Lisa at a Funeral by Lauren Cervenak

The last time I saw you, you were waving from the living room window, while the TV flashed light into 9:30pm darkness. Your bed had been moved to the living room and dad had walked with you to the bathroom, afraid you would fall again. Too stubborn to move out. Now, all that’s left of you is in this ceramic urn sitting on a small table by the pulpit. 

I glance to the right. Aunt Claudia came with Aunt Ramona in Claudia’s Honda Civic. Claudia is next to her husband Jerry, Ramona is on the other side of her. Uncle Rogelio is standing next to his wife Sonora and Izzie, their youngest daughter. Rosemarie, Arthur, and Marty, grandpa’s chess buddies from the park are three pews behind us. Grandma is here; both of them never remarried after the divorce. Almost everyone else just came to nod their heads and frown and eat street tacos with lime juice and salsa verde. 

And then I look to my left and see Bart’s fucking bleached hair. It looks so tacky, because he didn’t do it right. Christ, why would he bleach his hair? It looks like shit. I mean just because the entire water polo team did it doesn’t mean he had to. 

Mom reaches for my hand and touches the scar on my wrist from when I tried cooking veggie patties in the oven two weeks ago. She mouths “What’s this?” And I mouth “oven.” Dieting, dieting, dieting. I moved to Ohio, where people don’t care as much, but I still want to lose the twenty pounds. But, now I’m back in southern California for my grandfather’s funeral. I can hear Claudia and Ramona whisper between Cousin Marshall’s speech. Marshall is Grandpa’s brother, who is two years younger and is wearing a blue polo shirt, because Grandpa didn’t want people to wear black. Claudia and Ramona are talking about how I’ve gotten fat and saying it’s because of the pandemic, it’s because I quit the swim team, or that I’m depressed because Marcus broke up with me. Well yeah, I’m upset. I mean I am at a funeral and by the way, Marcus, besides being an ass, was not a good conversationalist. 

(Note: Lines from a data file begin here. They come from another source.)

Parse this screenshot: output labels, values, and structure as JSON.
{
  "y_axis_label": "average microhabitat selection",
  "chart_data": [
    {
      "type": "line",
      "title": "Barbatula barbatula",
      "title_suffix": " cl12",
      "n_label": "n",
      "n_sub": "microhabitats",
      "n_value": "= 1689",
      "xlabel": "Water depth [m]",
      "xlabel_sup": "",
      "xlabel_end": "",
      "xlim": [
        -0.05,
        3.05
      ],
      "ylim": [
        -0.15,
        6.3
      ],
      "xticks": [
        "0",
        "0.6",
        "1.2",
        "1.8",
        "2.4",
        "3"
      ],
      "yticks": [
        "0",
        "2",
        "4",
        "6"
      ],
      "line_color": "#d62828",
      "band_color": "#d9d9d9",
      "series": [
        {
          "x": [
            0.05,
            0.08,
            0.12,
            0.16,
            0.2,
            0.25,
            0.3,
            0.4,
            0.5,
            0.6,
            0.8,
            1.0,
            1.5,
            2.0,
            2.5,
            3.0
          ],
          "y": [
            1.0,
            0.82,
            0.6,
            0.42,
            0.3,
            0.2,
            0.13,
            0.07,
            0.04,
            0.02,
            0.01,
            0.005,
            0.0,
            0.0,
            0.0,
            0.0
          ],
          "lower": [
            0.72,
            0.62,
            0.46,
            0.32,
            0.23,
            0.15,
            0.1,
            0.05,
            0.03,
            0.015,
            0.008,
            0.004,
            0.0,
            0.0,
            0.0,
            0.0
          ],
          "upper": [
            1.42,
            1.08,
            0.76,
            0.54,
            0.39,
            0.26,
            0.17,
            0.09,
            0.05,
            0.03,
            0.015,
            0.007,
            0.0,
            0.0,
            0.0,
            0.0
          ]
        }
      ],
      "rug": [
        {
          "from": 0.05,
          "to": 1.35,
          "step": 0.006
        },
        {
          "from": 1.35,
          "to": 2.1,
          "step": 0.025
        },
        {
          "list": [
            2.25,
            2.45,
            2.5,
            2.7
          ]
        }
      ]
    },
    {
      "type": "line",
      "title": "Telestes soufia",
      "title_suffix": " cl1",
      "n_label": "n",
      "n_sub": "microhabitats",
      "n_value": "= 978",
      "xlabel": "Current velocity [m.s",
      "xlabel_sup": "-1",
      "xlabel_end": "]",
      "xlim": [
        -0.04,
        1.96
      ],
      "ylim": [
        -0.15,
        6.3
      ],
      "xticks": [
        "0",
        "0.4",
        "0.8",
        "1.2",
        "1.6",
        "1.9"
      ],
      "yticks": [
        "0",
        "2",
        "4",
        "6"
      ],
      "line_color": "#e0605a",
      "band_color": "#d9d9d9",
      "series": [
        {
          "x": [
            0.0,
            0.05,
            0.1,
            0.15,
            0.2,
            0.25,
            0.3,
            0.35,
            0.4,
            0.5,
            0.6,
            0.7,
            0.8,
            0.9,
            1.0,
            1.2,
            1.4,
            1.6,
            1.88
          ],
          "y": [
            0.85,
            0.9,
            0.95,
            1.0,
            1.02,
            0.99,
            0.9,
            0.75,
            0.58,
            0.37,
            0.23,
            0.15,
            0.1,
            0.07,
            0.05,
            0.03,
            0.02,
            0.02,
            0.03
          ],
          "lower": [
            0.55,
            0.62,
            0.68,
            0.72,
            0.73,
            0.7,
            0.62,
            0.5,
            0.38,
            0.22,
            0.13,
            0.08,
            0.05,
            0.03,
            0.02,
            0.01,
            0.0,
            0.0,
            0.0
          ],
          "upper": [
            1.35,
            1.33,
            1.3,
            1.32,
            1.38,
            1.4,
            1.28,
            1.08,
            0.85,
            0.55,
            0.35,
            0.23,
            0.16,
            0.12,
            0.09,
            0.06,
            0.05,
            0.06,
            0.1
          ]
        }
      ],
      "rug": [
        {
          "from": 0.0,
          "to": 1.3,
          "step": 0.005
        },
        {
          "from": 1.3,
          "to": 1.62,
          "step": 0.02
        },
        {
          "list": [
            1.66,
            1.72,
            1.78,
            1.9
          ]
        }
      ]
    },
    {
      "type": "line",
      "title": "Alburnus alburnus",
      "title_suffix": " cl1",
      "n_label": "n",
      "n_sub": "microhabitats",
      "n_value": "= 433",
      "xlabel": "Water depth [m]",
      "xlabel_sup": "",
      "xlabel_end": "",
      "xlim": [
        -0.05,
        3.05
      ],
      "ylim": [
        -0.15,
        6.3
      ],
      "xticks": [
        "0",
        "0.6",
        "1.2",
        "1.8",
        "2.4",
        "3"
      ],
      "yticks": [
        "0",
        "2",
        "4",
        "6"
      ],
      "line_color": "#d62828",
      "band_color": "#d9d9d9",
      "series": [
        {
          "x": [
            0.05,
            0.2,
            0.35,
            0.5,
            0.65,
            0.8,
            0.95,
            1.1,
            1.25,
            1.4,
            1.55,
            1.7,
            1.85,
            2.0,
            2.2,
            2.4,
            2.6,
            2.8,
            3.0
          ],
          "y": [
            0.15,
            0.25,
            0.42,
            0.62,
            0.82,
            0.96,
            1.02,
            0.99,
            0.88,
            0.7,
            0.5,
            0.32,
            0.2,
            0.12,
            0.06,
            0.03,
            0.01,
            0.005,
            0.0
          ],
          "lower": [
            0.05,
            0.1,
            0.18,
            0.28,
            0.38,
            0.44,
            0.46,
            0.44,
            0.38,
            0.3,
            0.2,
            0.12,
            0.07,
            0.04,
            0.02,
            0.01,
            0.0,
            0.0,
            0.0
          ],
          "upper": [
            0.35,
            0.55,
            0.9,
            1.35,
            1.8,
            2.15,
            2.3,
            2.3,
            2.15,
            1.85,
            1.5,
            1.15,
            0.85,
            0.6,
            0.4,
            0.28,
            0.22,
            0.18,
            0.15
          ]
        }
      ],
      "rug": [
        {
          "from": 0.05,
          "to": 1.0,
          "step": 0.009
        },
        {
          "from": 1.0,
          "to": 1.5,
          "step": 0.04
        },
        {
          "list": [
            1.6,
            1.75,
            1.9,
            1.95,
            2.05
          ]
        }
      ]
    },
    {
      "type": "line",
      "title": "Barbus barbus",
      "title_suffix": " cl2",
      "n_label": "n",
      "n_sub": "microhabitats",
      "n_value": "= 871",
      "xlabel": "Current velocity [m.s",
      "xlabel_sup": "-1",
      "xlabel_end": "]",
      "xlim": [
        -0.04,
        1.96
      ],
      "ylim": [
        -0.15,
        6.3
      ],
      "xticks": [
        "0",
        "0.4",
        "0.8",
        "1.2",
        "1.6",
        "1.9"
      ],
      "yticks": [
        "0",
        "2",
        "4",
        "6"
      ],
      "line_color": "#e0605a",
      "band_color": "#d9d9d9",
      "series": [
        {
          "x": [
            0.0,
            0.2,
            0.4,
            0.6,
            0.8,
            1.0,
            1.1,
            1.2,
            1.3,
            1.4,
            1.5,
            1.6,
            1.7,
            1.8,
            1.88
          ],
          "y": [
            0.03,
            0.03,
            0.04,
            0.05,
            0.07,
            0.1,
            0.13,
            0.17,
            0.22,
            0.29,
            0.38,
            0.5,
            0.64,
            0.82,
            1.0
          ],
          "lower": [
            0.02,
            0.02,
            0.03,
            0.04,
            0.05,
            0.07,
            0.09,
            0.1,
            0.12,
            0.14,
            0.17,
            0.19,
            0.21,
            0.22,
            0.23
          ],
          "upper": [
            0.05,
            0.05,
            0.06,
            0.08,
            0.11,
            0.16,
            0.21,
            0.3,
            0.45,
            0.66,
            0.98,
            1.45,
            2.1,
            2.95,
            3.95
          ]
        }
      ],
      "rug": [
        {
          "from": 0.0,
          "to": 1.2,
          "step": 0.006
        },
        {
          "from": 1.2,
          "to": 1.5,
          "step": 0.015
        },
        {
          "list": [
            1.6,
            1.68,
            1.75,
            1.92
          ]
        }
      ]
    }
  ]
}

My mind is drifting, but Jennifer, Clarissa, Jasmine, Michael, Geraldo, Sophia, Mimi, and Tomás are all spread out across the country, and so the only grandkids that are here are Izzie, Bart, and me. Bart’s real name is Orville. Bart, because we used to watch The Simpsons with Grandpa when we were younger and mom and dad had work. Grandpa would sit in his armchair grunting, motioning with his eyes and neck for us to pass the m&ms from the coffee table, while Bart and I sat on the rug. Now, the rug has been rolled up and the m&ms replaced with cacahuates. And Grandpa is just as dead as Bart’s hair.